So the results are in. I know it’s not a game but… well we won. I know it’s dead serious and all of society is about to crumble and that but… gaming totally came top of the leaderboard. With the kills… sorry I mean sales totted up it’s been a financially horrible Christmas. The high street numbers are awful, the worst in 20 years, with a 3.3 percent downturn on last Christmas. Despite trying to put our best foot forward and keep the economy turning over we simply couldn’t spend our limited funds this year on excessive gifts for our friends and relatives.

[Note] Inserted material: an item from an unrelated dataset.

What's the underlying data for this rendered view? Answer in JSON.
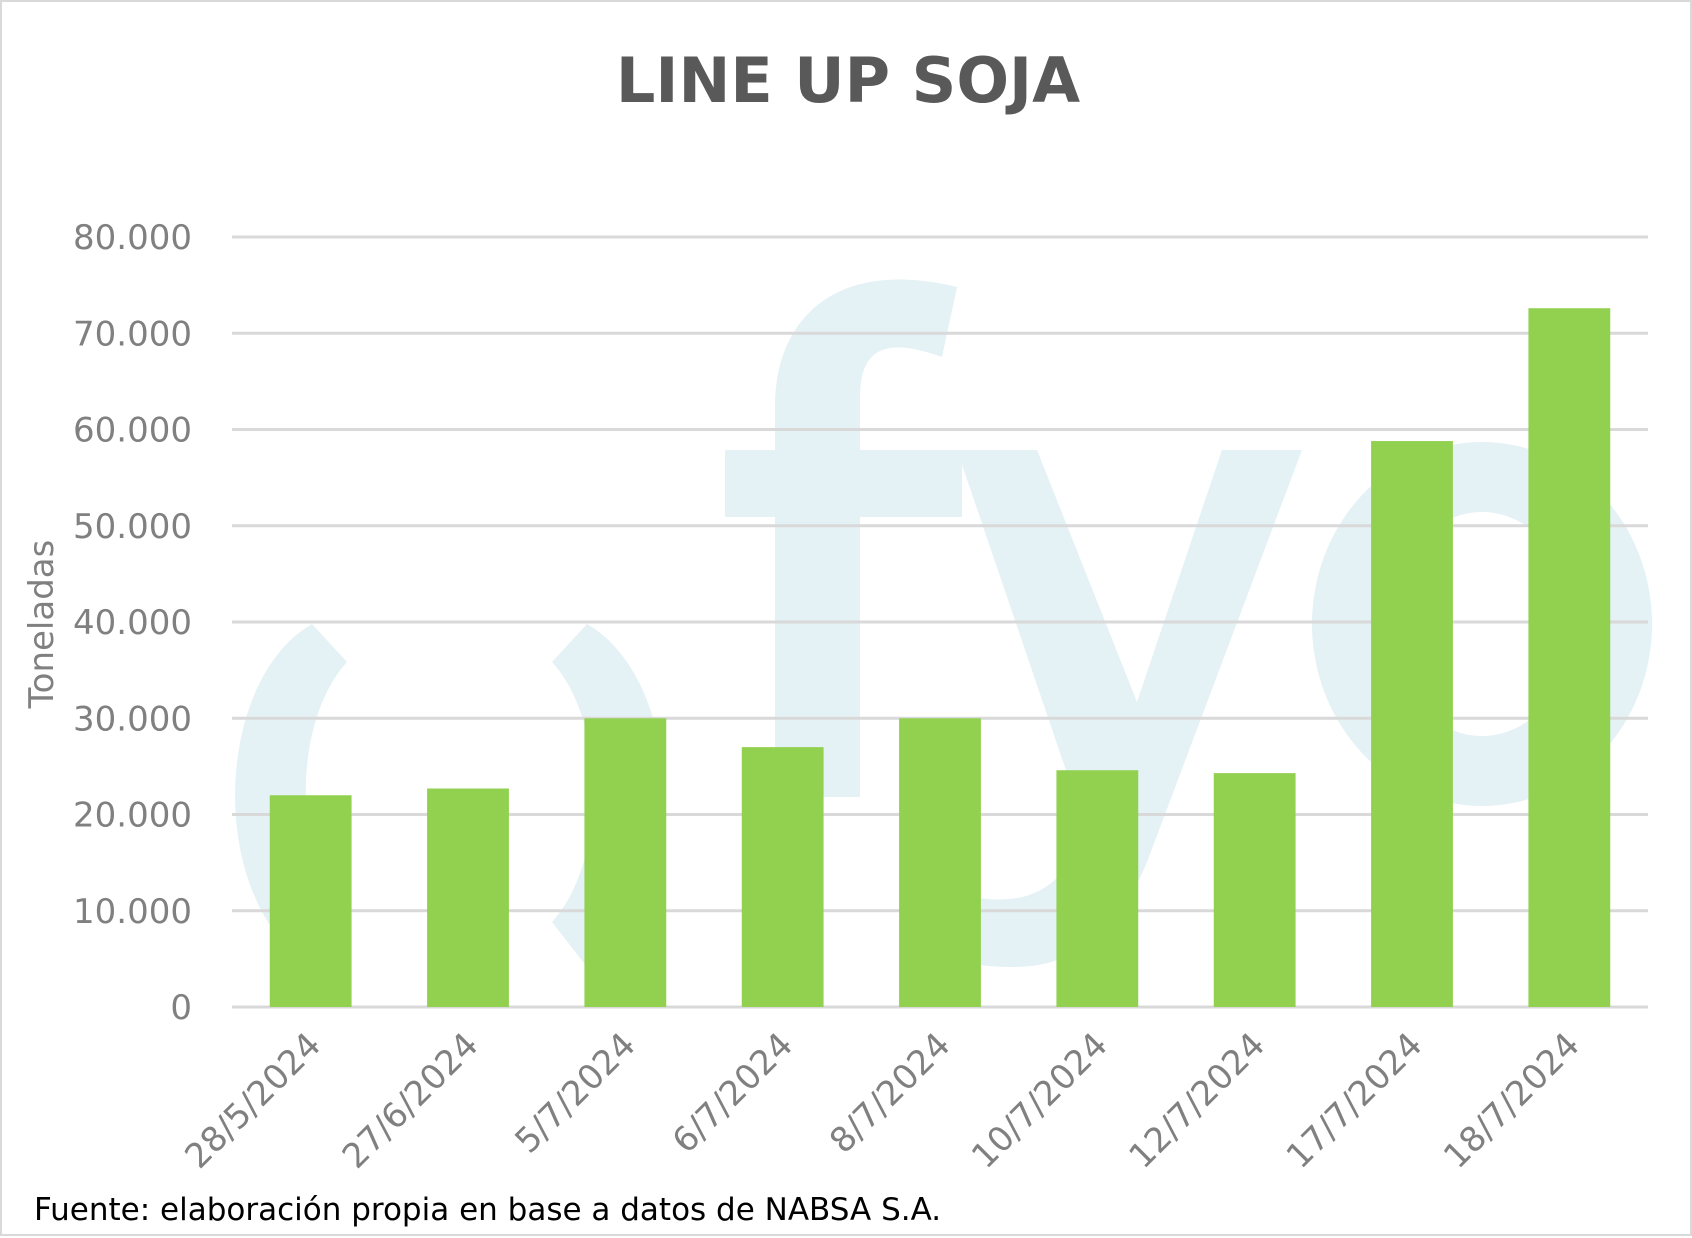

So desperate are we to save our cash we aren’t venturing out to the pub or cinema. We aren’t spending our evenings in restaurants or clubs, we’re staying in. Of course we as gamers are well aware that one of the most cost effective forms of entertainment is gaming but it seems the general populous have also, out of sheer necessity, learned this lesson too. As the numbers come in for game sales, the suits at big chains like Game are allowing a little upturn at the corners of their mouth. Game are reporting a 16 percent rise in sales for the 6 weeks around Christmas and 2008 overall shows a whopping 28.1 percent group sales rise over 2007. Blockbuster and HMV are also confident for 2009. It’s not just the independent retailers who are sitting pretty amongst the economic chaos, games publishers are also rather pleased with themselves. Nintendo have been knocking it out the park in the UK with massive sales and Ubisoft were named ‘Best Games Publisher for Quality and Attitude to Retail’ in MCV’s recent retail survey.
All these figures bring up a few questions. Firstly is this success within the UK gaming industry likely to be noticed by the Government? There has been much discussion between the industry and the authorities as to whether UK developers should be afforded the same government support and tax breaks as countries like Canada and this past Christmas is an outstanding example of why this industry is so important to the UK economy. On a more gloomy note I wonder if gaming can’t help but eventually be pulled into the blackhole of the financial downturn as every element of the consumer market relies somewhat on every other element.
My last private worry, plucked from the dark recesses of my mind might make me sound like a crackpot conspiracy theorist but it was given some credence by my mother independently making the same accusation. While standing next to each other in Game flicking through the second hand shelves, our hands a blur with years of experience, I expounded this theory about the games industry thriving within and because of the financial crisis. My mother, not looking up from her search said “Yeah but is that really so or has the industry put that idea out there to keep us buying. This economic thing… it’s all psychological, you know?”